Font Size:

Only two weeks remained until the full moon—the night I was to meet Finn beneath the archway of Archon Agorá and journey to the Kingdom of Thálassa in search of the prophecy.

And for that, I needed to be ready. I needed to be trained.

Thinking about Finn created a boil of rage in my throat. The last time I’d seen him, he’d told me that I was his moon, that he couldn’t breathe without me. But that was before, before...

I slammed my stick toward Aranare’s chest, but he caught the blow with his oak sword, holding it inches from his body. The wood groaned between us as our arms tensed, eyes locking, neither willing to yield.

“Good.” He nodded in approval and stepped back, allowing me to catch my breath.

“Let’s go again,” I said between sharp inhales.

Aranare chuckled as he swung his sword around and lunged, but I sidestepped, morning mist swirling around me like a cloak. Our wooden weapons clashed, and for a moment, he pressed me back.

No.With a twist of my wrist, I hooked my stick under his.

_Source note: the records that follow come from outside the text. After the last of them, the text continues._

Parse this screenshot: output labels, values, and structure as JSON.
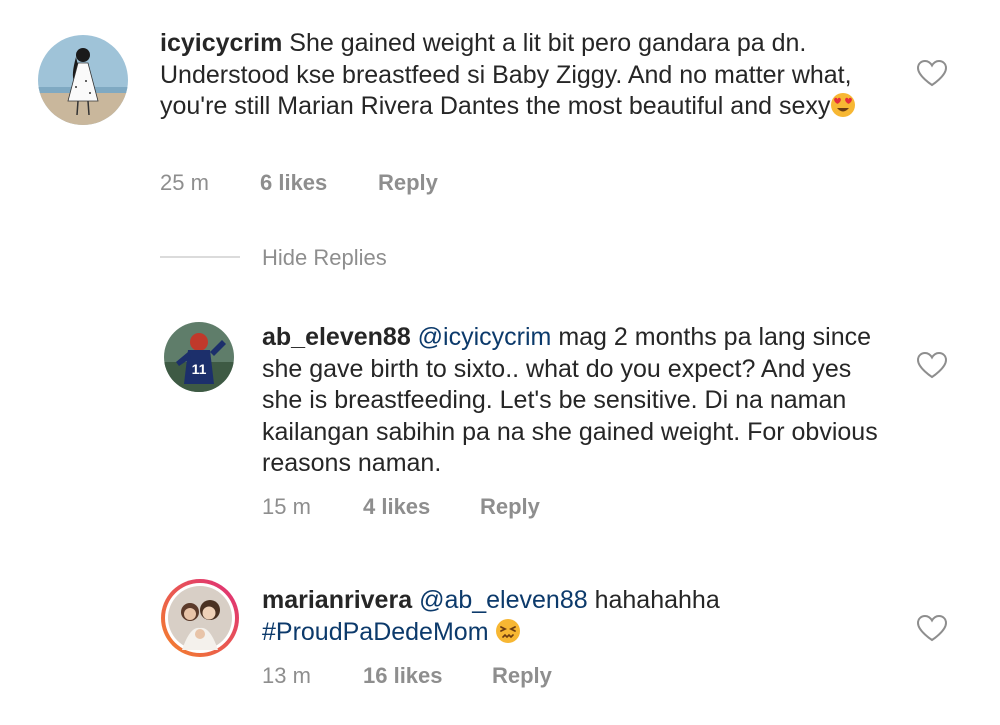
{
  "comments": [
    {
      "username": "icyicycrim",
      "text": "She gained weight a lit bit pero gandara pa dn. Understood kse breastfeed si Baby Ziggy. And no matter what, you're still Marian Rivera Dantes the most beautiful and sexy",
      "emoji": "heart-eyes-emoji",
      "time": "25 m",
      "likes": "6 likes",
      "reply": "Reply"
    }
  ],
  "hide_replies": "Hide Replies",
  "replies": [
    {
      "username": "ab_eleven88",
      "mention": "@icyicycrim",
      "text": "mag 2 months pa lang since she gave birth to sixto.. what do you expect? And yes she is breastfeeding. Let's be sensitive. Di na naman kailangan sabihin pa na she gained weight. For obvious reasons naman.",
      "time": "15 m",
      "likes": "4 likes",
      "reply": "Reply"
    },
    {
      "username": "marianrivera",
      "mention": "@ab_eleven88",
      "text": "hahahahha",
      "hashtag": "#ProudPaDedeMom",
      "emoji": "confounded-face-emoji",
      "time": "13 m",
      "likes": "16 likes",
      "reply": "Reply"
    }
  ],
  "colors": {
    "text": "#262626",
    "meta": "#8e8e8e",
    "link": "#0c3a6b",
    "story_ring_start": "#f58529",
    "story_ring_end": "#dd2a7b"
  }
}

Aranare tried to wrench it back, but I dropped low, sweeping his legs out from under him with a kick. As he stumbled, I struck, knocking the wooden blade from his hand and spinning it down to the grass.

Aranare blinked up at me from one knee, a flicker of surprise crossing his face. I straightened, stick in hand, breathing hard, a satisfied smile curving my lips.

“Wow, great, Morgana,” he said breathlessly. “I think that’s enough for today. I’ll see you here again tomorrow.”

I groaned in response, rubbing my shoulder muscles with stiff, cold fingers as I trudged back across the cliff face and down past the bay to the bookstore.

I hadn’t seen Finn since I returned to Ruadán’s Port. I’d avoided his glassy-eyed clifftop mansion, half expecting to run into him somewhere around town, but he never appeared.

It had been two weeks since I’d burst into the bookstore, telling Aranare and Louisa the Neptunus family had murdered my grandmother. Louisa had been my grandmother’s only friend in this town, so I knew I could trust her. After everything I’d been through, I needed people I could trust. I didn’t say what I suspected—that Finn had carried out the killing on his father’s orders. I couldn’t bring myself to voice it.

Since then, I’d studied daily with Louisa and met Aranare for combat on the cliffs. Rain or shine, we’d trained—even when sleet lashed our faces and I was frozen to the bone. And most nights, I was so exhausted when I fell into bed that I didn’t have time to think about Finn and what he might have done.

2

Morgana

Louisa waited in the dimly lit back room of the bookstore, her expression unreadable. My chest tightened. I might have been progressing in combat, but my struggle with mind mastery was holding me back, and without that, I couldn’t move on to magic-wielding.

“Looks like you had a good lesson.” Louisa’s thin mouth transformed into a smile as she took in my messy hair and dirty clothes.

I nodded.

“Are you ready for today’s session?”

“Sure.” I tried to act nonchalant. Still, anxiety clanged through me as I thought about the number of times I had attempted to quiet my mind in this room and instead found myself plagued by thoughts or distracted by Louisa’s emotions—usually something between frustration and pity.

“You know what to do.” Louisa gestured to the bohemian-style cushion in the corner of the room, which reminded me of something my grandmother would have picked up during her travels. The thought sent a stab of anger through me as I sat down cross-legged on the pillow.

Louisa hit play on the meditation music. I was to sit here for thirty extremely long minutes and focus on clearing my mind. Easier said than done.

I had started to dread this cushion, because every time I sat down, exhaled, and focused on clearing my mind, the thoughts came rushing in. Finn, and the darkness inside of him, that darkness moving within me, the pirates who’d attempted to rape me, the war that was coming, and my father, whom I still hadn’t found. I tried to notice these thoughts, release them, and replace them with stillness, but they would tear through my body and rumble up my throat until they consumed me. Then, I would find myself sobbing.

“It’s okay,” Louisa said each time as she patted my back. “With time, the tears will fade, and the stillness will come as you begin to master your mind.”

Today was no different. I closed my eyes and focused on the music. It was beautiful music, Indian in origin, and it wrapped around me with a powerful magic akin to that of the Mer’s song. I focused on my breathing as Louisa had taught me, on the patterns of light before my eyelids, but then the first thought made its way in: Finn and what I suspected he’d done. I clenched my fists but dispelled the thought.

What came next wasn’t a thought but a feeling. Fear coiled in my gut as I turned inward—I didn’t want to be in there. It was too dark, too raw. I needed a distraction. The dread welled up and broke free in a trembling sob.

Louisa walked over with understanding in her eyes. “That’s enough for today. Although it doesn’t feel like it, you’re improving. When you first started, you didn’t even make it one minute.” She looked at her watch. “Today, you made it twenty.”

“I think I prefer combat training,” I grumbled.